領民たちは、目の前で「毒の砂」が大金に変わる瞬間を目撃し、もはや私のことを女神か何かだと崇め始めている。
「さあ、皆さん! まずはこの『聖なる霧』を閉じ込めるための高級宿舎を作りましょう! そして、黒い砂から『デトックス石鹸』を作るのです! 働いた分だけ、貴方たちの生活は豊かになりますわよ!」
「「「うおおおおおお! やらせてください、エレグバラ様!」」」
さっきまで「朽ち果てるのを待つ」と言っていた老人までもが、杖を放り投げて走り出した。
アンナが私の横で呆然と立ち尽くしている。
「お嬢様……。三万ゴルドって、一国の地方予算くらいありますよ。これ、後でバレたらどうするんですか?」
「あら、アンナ。嘘を嘘のままにしたら詐欺ですけれど、それを現実に変えてしまえば、それは『予言』になりますのよ」
私は扇で口元を隠し、暗く淀んだ空を見上げた。
……実は、馬車から降りた瞬間に気づいていた。
この黒い砂に含まれる独特の結晶構造、そして霧の正体。
これは毒ではなく、高密度の魔力が大気と反応して霧散している証拠。
つまり、この土地は「呪われている」のではなく、あまりにも膨大なエネルギーが制御不能なまま漏れ出しているだけ。
私のついた「ミスリル」という嘘は、あながち遠からず――いえ、それ以上の価値が眠っている。
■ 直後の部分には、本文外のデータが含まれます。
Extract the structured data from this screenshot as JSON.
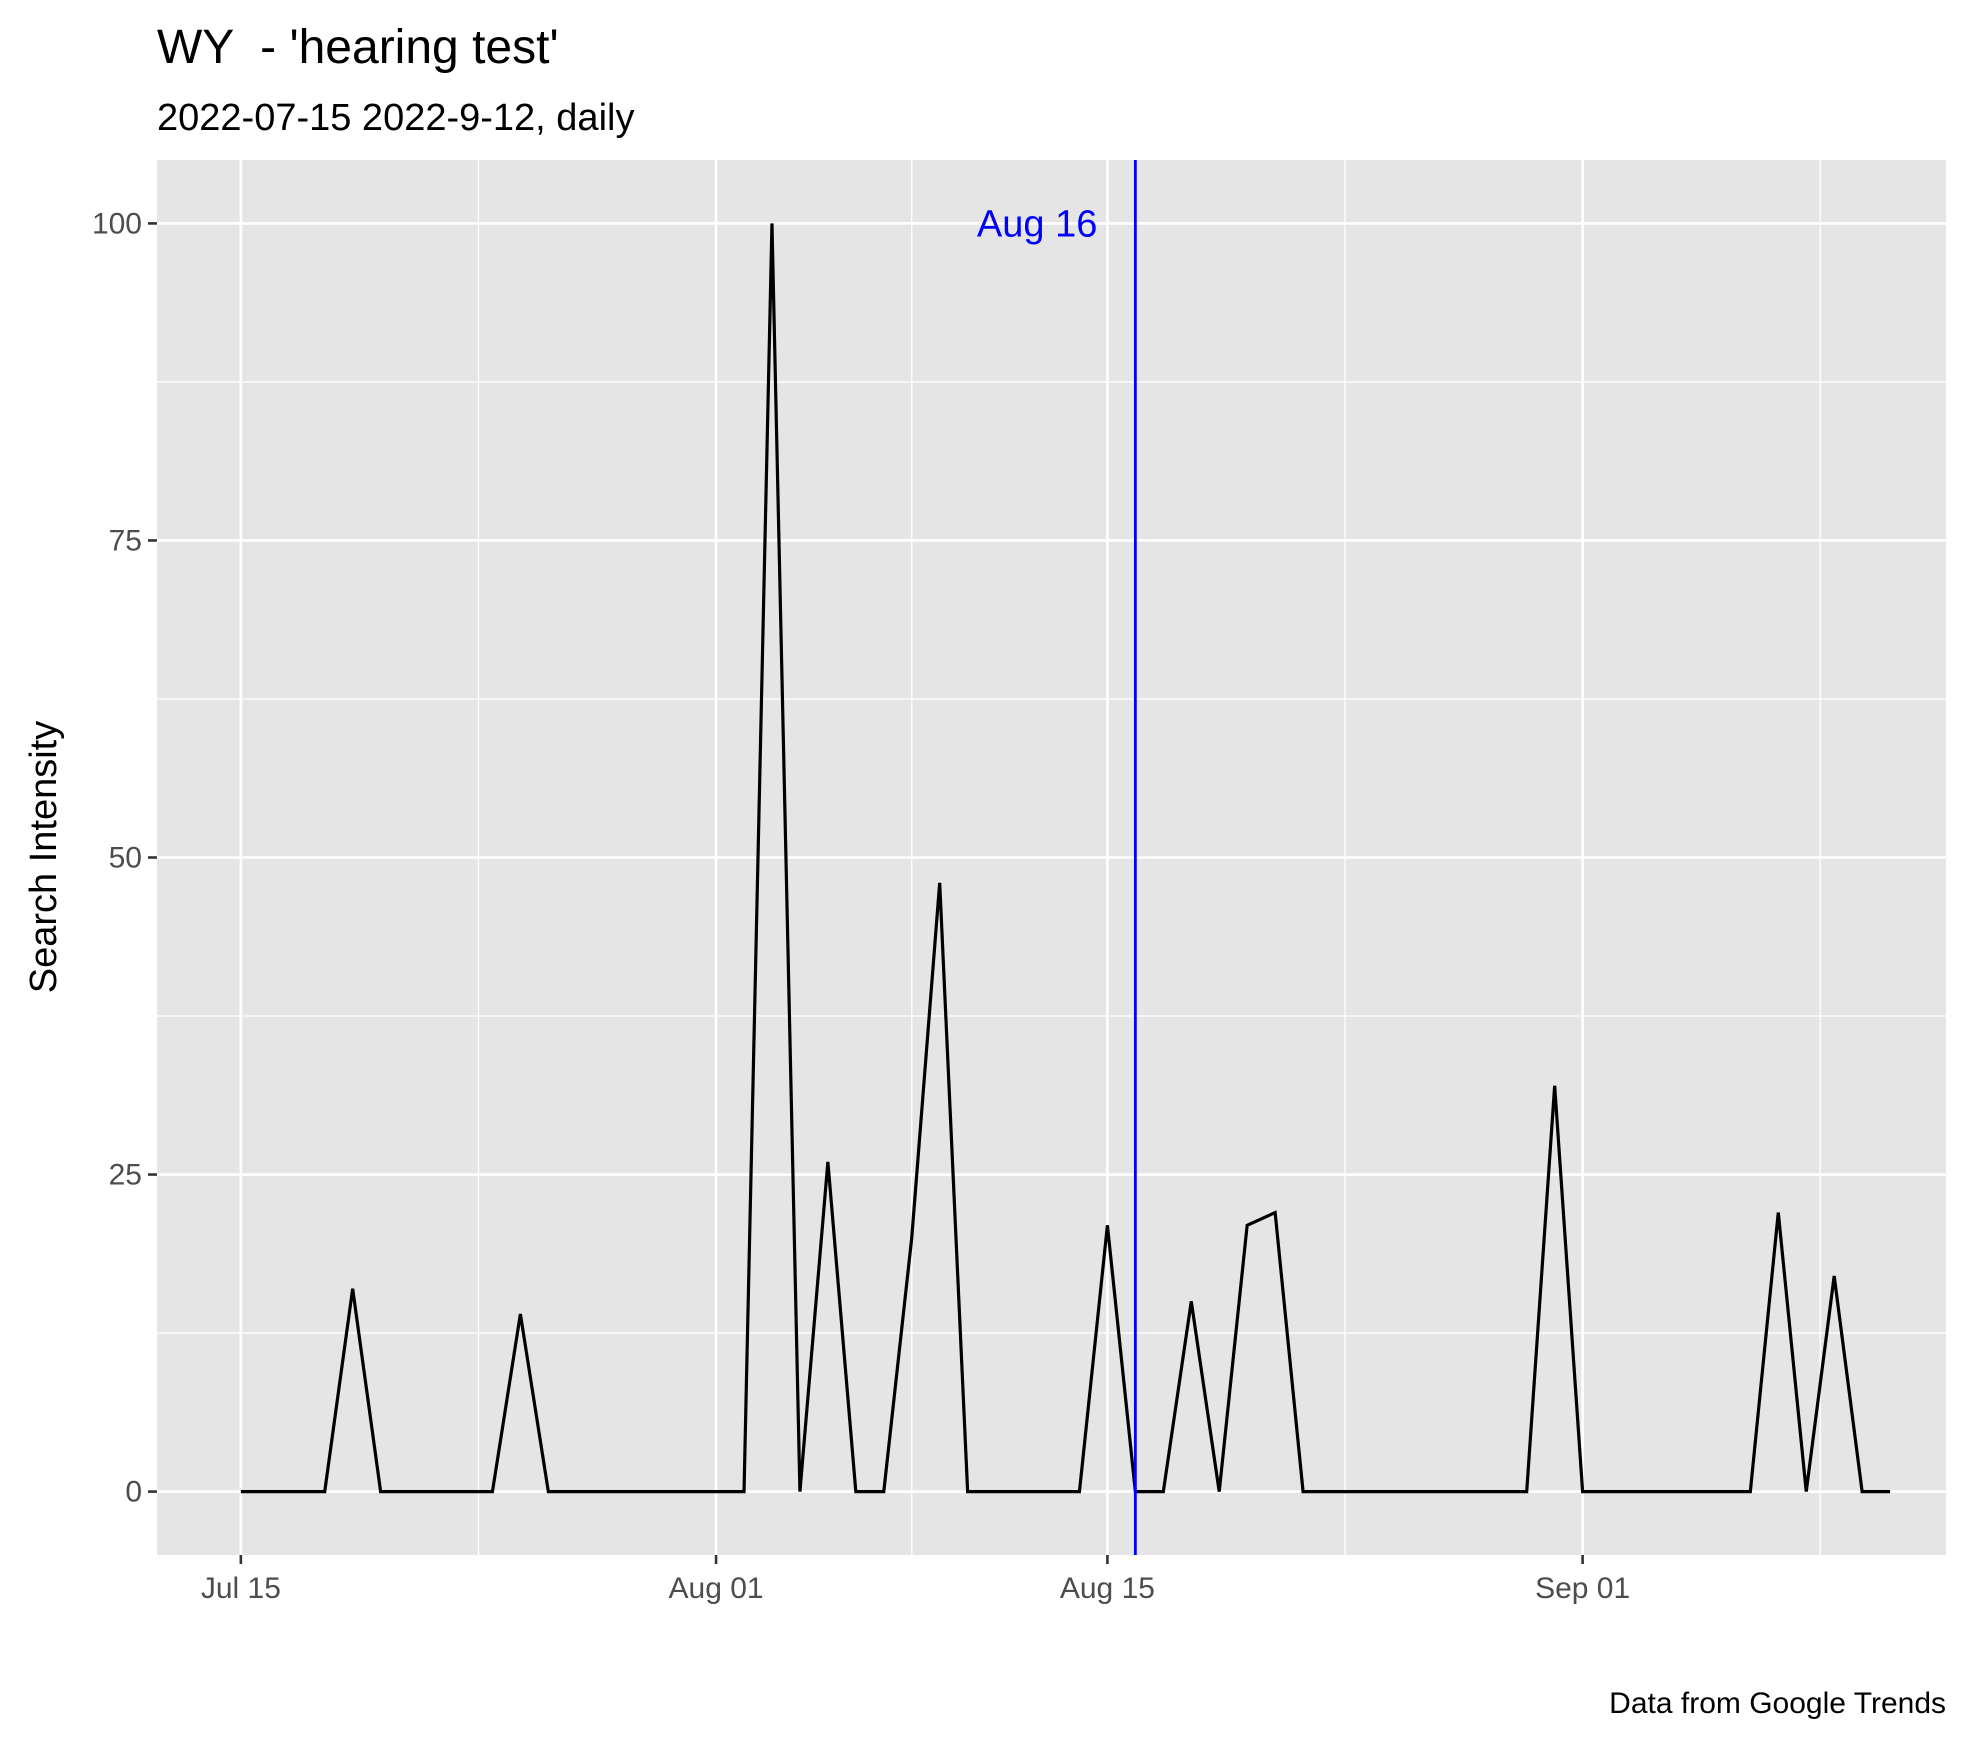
{
  "chart_data": {
    "type": "line",
    "title": "WY  - 'hearing test'",
    "subtitle": "2022-07-15 2022-9-12, daily",
    "xlabel": "",
    "ylabel": "Search Intensity",
    "caption": "Data from Google Trends",
    "x_ticks": [
      {
        "date": "2022-07-15",
        "label": "Jul 15"
      },
      {
        "date": "2022-08-01",
        "label": "Aug 01"
      },
      {
        "date": "2022-08-15",
        "label": "Aug 15"
      },
      {
        "date": "2022-09-01",
        "label": "Sep 01"
      }
    ],
    "y_ticks": [
      0,
      25,
      50,
      75,
      100
    ],
    "xlim": [
      "2022-07-12",
      "2022-09-14"
    ],
    "ylim": [
      -5,
      105
    ],
    "grid": true,
    "background_color": "#e5e5e5",
    "line_color": "#000000",
    "vline": {
      "date": "2022-08-16",
      "label": "Aug 16",
      "color": "#0000ff"
    },
    "series": [
      {
        "x": [
          "2022-07-15",
          "2022-07-16",
          "2022-07-17",
          "2022-07-18",
          "2022-07-19",
          "2022-07-20",
          "2022-07-21",
          "2022-07-22",
          "2022-07-23",
          "2022-07-24",
          "2022-07-25",
          "2022-07-26",
          "2022-07-27",
          "2022-07-28",
          "2022-07-29",
          "2022-07-30",
          "2022-07-31",
          "2022-08-01",
          "2022-08-02",
          "2022-08-03",
          "2022-08-04",
          "2022-08-05",
          "2022-08-06",
          "2022-08-07",
          "2022-08-08",
          "2022-08-09",
          "2022-08-10",
          "2022-08-11",
          "2022-08-12",
          "2022-08-13",
          "2022-08-14",
          "2022-08-15",
          "2022-08-16",
          "2022-08-17",
          "2022-08-18",
          "2022-08-19",
          "2022-08-20",
          "2022-08-21",
          "2022-08-22",
          "2022-08-23",
          "2022-08-24",
          "2022-08-25",
          "2022-08-26",
          "2022-08-27",
          "2022-08-28",
          "2022-08-29",
          "2022-08-30",
          "2022-08-31",
          "2022-09-01",
          "2022-09-02",
          "2022-09-03",
          "2022-09-04",
          "2022-09-05",
          "2022-09-06",
          "2022-09-07",
          "2022-09-08",
          "2022-09-09",
          "2022-09-10",
          "2022-09-11",
          "2022-09-12"
        ],
        "values": [
          0,
          0,
          0,
          0,
          16,
          0,
          0,
          0,
          0,
          0,
          14,
          0,
          0,
          0,
          0,
          0,
          0,
          0,
          0,
          100,
          0,
          26,
          0,
          0,
          20,
          48,
          0,
          0,
          0,
          0,
          0,
          21,
          0,
          0,
          15,
          0,
          21,
          22,
          0,
          0,
          0,
          0,
          0,
          0,
          0,
          0,
          0,
          32,
          0,
          0,
          0,
          0,
          0,
          0,
          0,
          22,
          0,
          17,
          0,
          0
        ]
      }
    ]
  }
}
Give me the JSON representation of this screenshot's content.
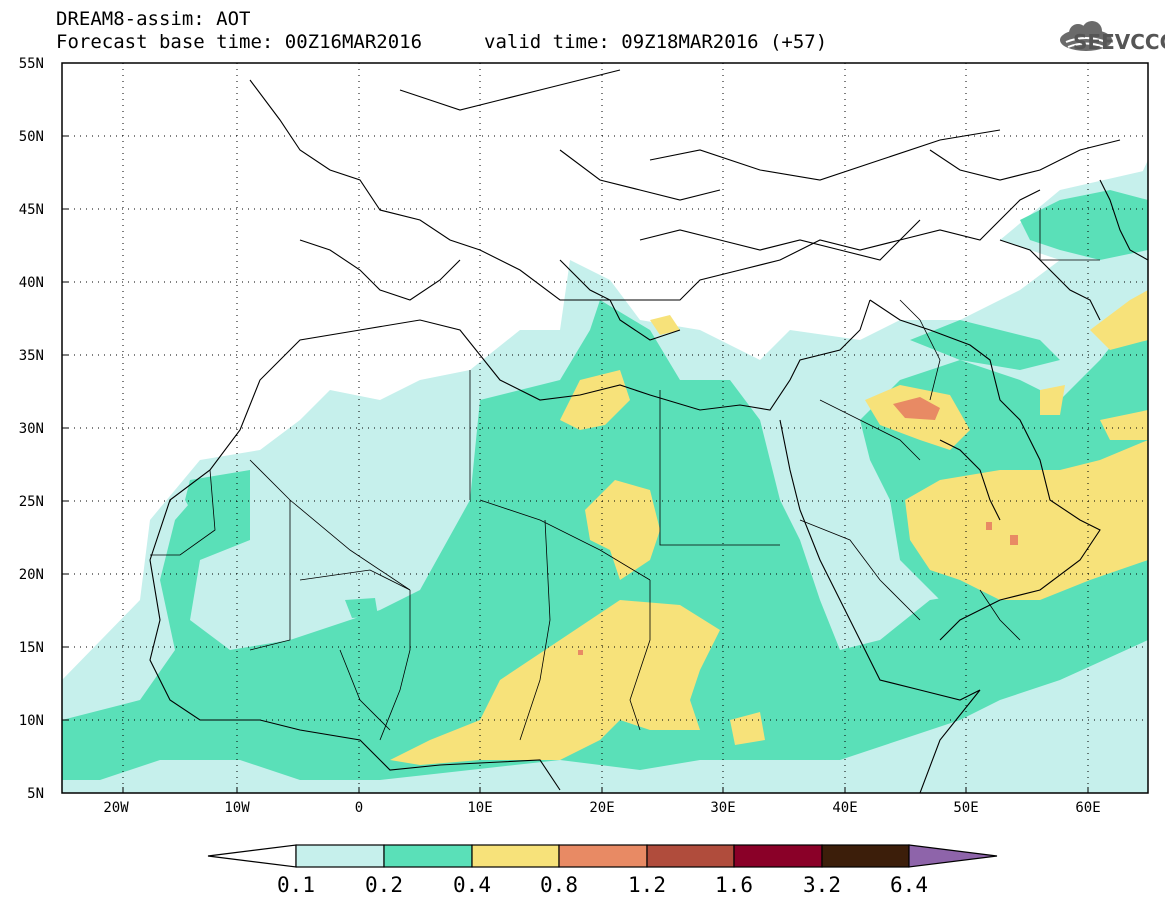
{
  "header": {
    "title": "DREAM8-assim: AOT",
    "base_time": "Forecast base time: 00Z16MAR2016",
    "valid_time": "valid time: 09Z18MAR2016 (+57)",
    "logo_text": "SEEVCCC",
    "logo_icon": "cloud-icon"
  },
  "map": {
    "lon_range": [
      -25,
      65
    ],
    "lat_range": [
      5,
      55
    ],
    "lat_ticks": [
      "55N",
      "50N",
      "45N",
      "40N",
      "35N",
      "30N",
      "25N",
      "20N",
      "15N",
      "10N",
      "5N"
    ],
    "lon_ticks": [
      "20W",
      "10W",
      "0",
      "10E",
      "20E",
      "30E",
      "40E",
      "50E",
      "60E"
    ],
    "grid": "dotted"
  },
  "legend": {
    "labels": [
      "0.1",
      "0.2",
      "0.4",
      "0.8",
      "1.2",
      "1.6",
      "3.2",
      "6.4"
    ],
    "colors": [
      "#ffffff",
      "#c6f0ec",
      "#5ae0b8",
      "#f7e27a",
      "#e88a64",
      "#b04c3c",
      "#8a0028",
      "#3c1e0a",
      "#8e64aa"
    ]
  }
}
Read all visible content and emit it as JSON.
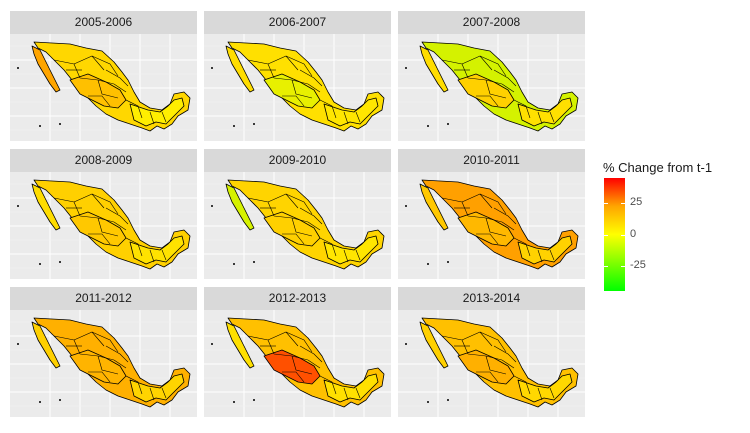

(さて、労働力と資金は確保しました。次は……この異常なまでの魔力濃度を感じ取って、必ず現れる『あの男』をどう料理するか、ですわね)
ふと、遠くの丘の上に人影が見えた。
黒いマントを翻し、こちらを凝視している。
隣国の「死神」と恐れられる辺境伯、ギルベルト。
彼が今抱いている感情は、おそらく「不審」と「殺意」。
それをどうやって「狂信」と「執着」に書き換えて差し上げましょうか。
「アンナ、最高のお茶の用意をして。……お客様が、今夜あたり私の首を獲りにいらっしゃるはずですから」
私は黒い砂をヒールで踏みしめ、誰よりも高く、誇り高く笑った。
ナラクの地が、私の舌先で黄金の都へと変貌を遂げる。
その第一歩は、この上なく順調に踏み出された。